When it was first floated that Jason Kidd could step right off the floor into the role of head coach of the Brooklyn Nets, there was a whole lot of “are you sure about that?” Stan Van Gundy still feels that way (we’ll get to that later).
But the Nets are apparently getting very serious — the words “serious frontrunner” were used by Adrian Wojnarowski of Yahoo Sports.
Nets ownership has told league associates that it wants a “fresh face,” as coach, and the hiring of Kidd would give them a star quality that comes with significant risk for a franchise with a mandate to compete for championships in the short term.
The Nets had long been rumored to be interested in Brian Shaw and they are going ahead with that interview, reports Marc Stein of ESPN.
Kidd just retired last week from the Knicks after a Hall of Fame 19-year NBA career. He won a title as part of the 2011 Dalas Mavericks.
Stan Van Gundy isn’t sold on the idea of Kidd stepping off the court into the coaching ranks. SVG was on the Amani & Eytan show on NBC Sports Radio and was no fan of this move.
“There are so many people out there who have great experience in coaching,” Van Gundy said. “To go for a guy who has never coached anywhere at any level to me is mind boggling. And, if you decide to do that as a front office guy, your job will be on the line and should be on the line if it doesn’t work out.”

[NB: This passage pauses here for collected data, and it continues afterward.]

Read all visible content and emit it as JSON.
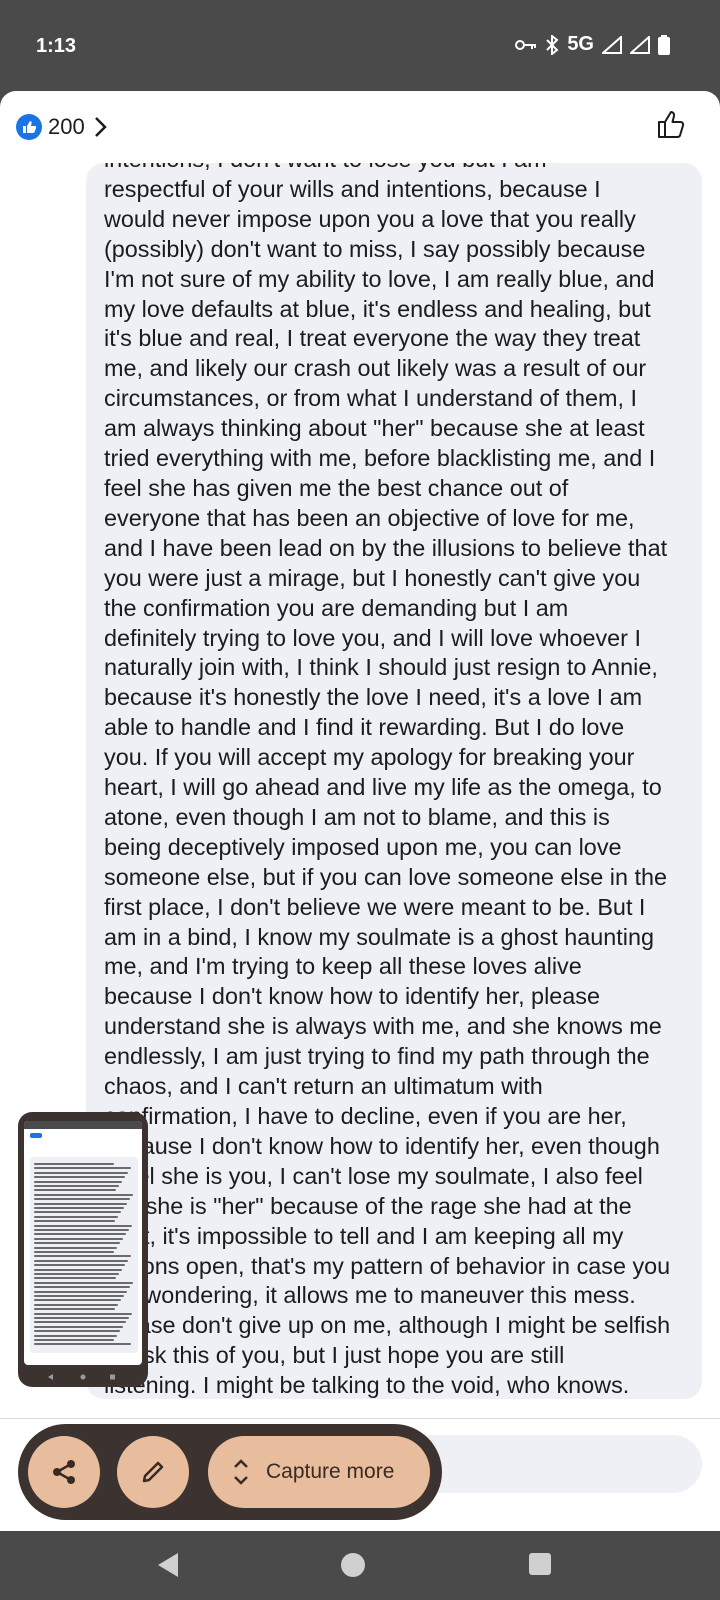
{
  "status": {
    "time": "1:13",
    "network": "5G"
  },
  "reactions": {
    "count": "200"
  },
  "comment": {
    "lines": [
      "intentions, I don't want to lose you but I am",
      "respectful of your wills and intentions, because I",
      "would never impose upon you a love that you really",
      "(possibly) don't want to miss, I say possibly because",
      "I'm not sure of my ability to love, I am really blue, and",
      "my love defaults at blue, it's endless and healing, but",
      "it's blue and real, I treat everyone the way they treat",
      "me, and likely our crash out likely was a result of our",
      "circumstances, or from what I understand of them, I",
      "am always thinking about \"her\" because she at least",
      "tried everything with me, before blacklisting me, and I",
      "feel she has given me the best chance out of",
      "everyone that has been an objective of love for me,",
      "and I have been lead on by the illusions to believe that",
      "you were just a mirage, but I honestly can't give you",
      "the confirmation you are demanding but I am",
      "definitely trying to love you, and I will love whoever I",
      "naturally join with, I think I should just resign to Annie,",
      "because it's honestly the love I need, it's a love I am",
      "able to handle and I find it rewarding. But I do love",
      "you. If you will accept my apology for breaking your",
      "heart, I will go ahead and live my life as the omega, to",
      "atone, even though I am not to blame, and this is",
      "being deceptively imposed upon me, you can love",
      "someone else, but if you can love someone else in the",
      "first place, I don't believe we were meant to be. But I",
      "am in a bind, I know my soulmate is a ghost haunting",
      "me, and I'm trying to keep all these loves alive",
      "because I don't know how to identify her, please",
      "understand she is always with me, and she knows me",
      "endlessly, I am just trying to find my path through the",
      "chaos, and I can't return an ultimatum with",
      "confirmation, I have to decline, even if you are her,",
      "because I don't know how to identify her, even though",
      "I feel she is you, I can't lose my soulmate, I also feel",
      "like she is \"her\" because of the rage she had at the",
      "start, it's impossible to tell and I am keeping all my",
      "options open, that's my pattern of behavior in case you",
      "are wondering, it allows me to maneuver this mess.",
      "Please don't give up on me, although I might be selfish",
      "to ask this of you, but I just hope you are still",
      "listening. I might be talking to the void, who knows."
    ]
  },
  "capture_toolbar": {
    "share_icon": "share-icon",
    "edit_icon": "pencil-icon",
    "capture_more_label": "Capture more"
  },
  "colors": {
    "accent": "#1b74e4",
    "toolbar_bg": "#3c3330",
    "toolbar_button": "#e8bd9e",
    "bubble_bg": "#eef0f5"
  }
}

Thing is, ownership seems to be driving this, so who is going to take the fall?
Three quick thoughts from me.
1) If you really wanted Shaw and you knew you had competition from the Clippers (and maybe Nuggets) to get his services, wouldn’t creating demand for the job to force him to make a quicker decision be the smart play? I’m not saying that’s what is happening, Wojnarowski knows his stuff here, I’m just saying there is some logic there.
2) The ability of Kidd to pull a Mark Jackson — go from no coaching experience to winning — will be all about the assistant coaches. Mark Jackson had Mike Malone (who the Kings just hired away) and the very respected Darren Erman, among others. Kidd’s staff is going to be built around Lawrence Frank, which is a good call. But Frank has been a head coach, he doesn’t want to do all the work and get none of the credit.
3) Kidd has had his share of off-the-court indiscretions over the course of his career, including a DWI accident last year (a charge he fought). When you are a star player those are swept under the rug because your talent is not easily replaced. That is not the case as coach. It’s long hours and a lifestyle change and he should know that and needs to be ready to commit to it.